Informatietechnologie heeft invloed op deze 5 krachten.

  • Hoe kan je met informatie technologie deze 5 krachten in je voordeel laten werken?
    Zichzelf sterker in dit 5 krachten model te positioneren. Veel gebruik van kopers maken bijvoorbeeld, door middel van informatietechnologie.
  • Hoe krijgt de strategische rol van informatiesystemen aan de hand van de 5 krachten vorm?
    Zara maakt gebruik van een informatiesysteem dat het (koop)gedrag van klanten vastlegt. Er wordt gekeken wat klanten dragen, wat ze kopen en wat ze zochten maar niet vonden. Dit wordt geanalyseerd en teruggekoppeld naar het productieproces. Hierdoor kan Zara zich met dit informatiesysteem strategisch sterk opstellen ten opzichte van andere concurrenten, en onderscheiden waardoor de bestaande concurrenten minder een bedreiging zijn. De ZARA heeft waardevolle informatie over de klanten die bij ZARA komen. Dit hebben de nieuwkomers in de markt niet, en daarom is dit niet een grote dreiging voor ZARA.

 

Het waardeketenmodel van Porter en Milar (ZIE BIJLAGE FIGUUR 7)

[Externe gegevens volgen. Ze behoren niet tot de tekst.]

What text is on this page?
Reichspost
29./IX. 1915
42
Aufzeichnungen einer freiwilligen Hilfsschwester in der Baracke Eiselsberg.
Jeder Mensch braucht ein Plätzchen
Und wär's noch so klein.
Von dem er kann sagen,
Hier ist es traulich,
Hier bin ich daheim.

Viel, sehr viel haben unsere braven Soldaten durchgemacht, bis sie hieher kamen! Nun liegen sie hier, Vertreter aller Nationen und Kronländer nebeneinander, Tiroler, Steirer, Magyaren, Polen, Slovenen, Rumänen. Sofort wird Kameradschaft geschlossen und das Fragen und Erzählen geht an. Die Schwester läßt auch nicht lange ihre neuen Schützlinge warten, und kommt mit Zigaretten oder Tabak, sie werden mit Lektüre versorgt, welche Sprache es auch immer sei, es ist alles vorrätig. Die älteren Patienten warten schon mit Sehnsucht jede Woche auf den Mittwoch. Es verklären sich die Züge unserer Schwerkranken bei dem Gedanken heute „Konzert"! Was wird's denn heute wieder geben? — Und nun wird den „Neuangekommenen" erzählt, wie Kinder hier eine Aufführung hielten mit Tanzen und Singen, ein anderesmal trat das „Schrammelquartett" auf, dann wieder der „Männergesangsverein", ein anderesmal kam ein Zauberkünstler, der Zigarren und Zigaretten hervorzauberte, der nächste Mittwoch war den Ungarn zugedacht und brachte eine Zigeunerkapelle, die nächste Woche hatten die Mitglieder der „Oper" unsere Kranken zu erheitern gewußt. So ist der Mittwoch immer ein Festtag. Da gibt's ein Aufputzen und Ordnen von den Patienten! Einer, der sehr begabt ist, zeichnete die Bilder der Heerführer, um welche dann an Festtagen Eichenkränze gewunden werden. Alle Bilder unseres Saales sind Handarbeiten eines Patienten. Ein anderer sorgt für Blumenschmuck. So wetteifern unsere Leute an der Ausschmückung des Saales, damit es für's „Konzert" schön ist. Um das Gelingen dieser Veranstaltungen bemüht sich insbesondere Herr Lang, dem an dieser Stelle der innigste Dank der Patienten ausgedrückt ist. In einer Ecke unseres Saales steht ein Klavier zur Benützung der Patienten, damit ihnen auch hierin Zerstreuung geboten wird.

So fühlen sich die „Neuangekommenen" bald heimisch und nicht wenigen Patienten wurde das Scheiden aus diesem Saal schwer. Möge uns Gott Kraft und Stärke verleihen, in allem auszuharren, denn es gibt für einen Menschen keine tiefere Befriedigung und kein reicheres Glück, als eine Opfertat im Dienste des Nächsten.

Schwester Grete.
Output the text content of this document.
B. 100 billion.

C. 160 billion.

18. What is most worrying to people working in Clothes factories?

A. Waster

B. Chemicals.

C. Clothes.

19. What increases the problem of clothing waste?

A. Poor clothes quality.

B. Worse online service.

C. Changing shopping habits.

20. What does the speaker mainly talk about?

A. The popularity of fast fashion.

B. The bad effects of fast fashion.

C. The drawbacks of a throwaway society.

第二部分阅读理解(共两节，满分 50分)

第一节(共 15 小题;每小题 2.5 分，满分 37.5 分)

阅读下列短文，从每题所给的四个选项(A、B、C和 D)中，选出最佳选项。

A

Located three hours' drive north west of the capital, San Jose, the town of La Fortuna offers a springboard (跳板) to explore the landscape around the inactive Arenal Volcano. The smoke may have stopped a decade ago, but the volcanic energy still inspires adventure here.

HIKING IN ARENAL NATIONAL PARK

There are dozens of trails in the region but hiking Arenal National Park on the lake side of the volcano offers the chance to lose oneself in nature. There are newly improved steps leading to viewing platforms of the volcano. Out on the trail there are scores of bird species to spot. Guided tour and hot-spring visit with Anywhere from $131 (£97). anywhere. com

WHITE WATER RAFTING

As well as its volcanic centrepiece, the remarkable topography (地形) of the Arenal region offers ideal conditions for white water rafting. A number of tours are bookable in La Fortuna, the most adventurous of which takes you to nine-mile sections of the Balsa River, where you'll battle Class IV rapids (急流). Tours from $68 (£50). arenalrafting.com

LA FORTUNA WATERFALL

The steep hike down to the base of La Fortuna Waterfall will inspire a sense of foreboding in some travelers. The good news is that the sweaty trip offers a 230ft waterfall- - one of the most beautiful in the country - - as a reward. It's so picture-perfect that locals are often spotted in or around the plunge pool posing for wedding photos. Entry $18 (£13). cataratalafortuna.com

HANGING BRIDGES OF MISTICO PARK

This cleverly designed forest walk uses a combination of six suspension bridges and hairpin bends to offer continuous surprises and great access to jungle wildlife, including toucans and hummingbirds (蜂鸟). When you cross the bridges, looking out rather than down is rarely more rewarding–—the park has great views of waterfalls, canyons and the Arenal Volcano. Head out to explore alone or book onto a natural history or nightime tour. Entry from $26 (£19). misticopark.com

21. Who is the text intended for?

Dit model wordt gebruikt waarbij information resources invloed kunnen hebben op de value chain van een bedrijf.

Value chain bestaat uit:

  • Support activities maken het mogelijk voor de primary activities om te bestaan en gecoördineerd te blijven. (Organisatie, human resources, technologie, purchasing)
  •  Primary activities Deze relateren direct naar de waardecreatie in een product of service.(Inbound logistics, Operations, outbound logistics, Marketing and Sales, Service).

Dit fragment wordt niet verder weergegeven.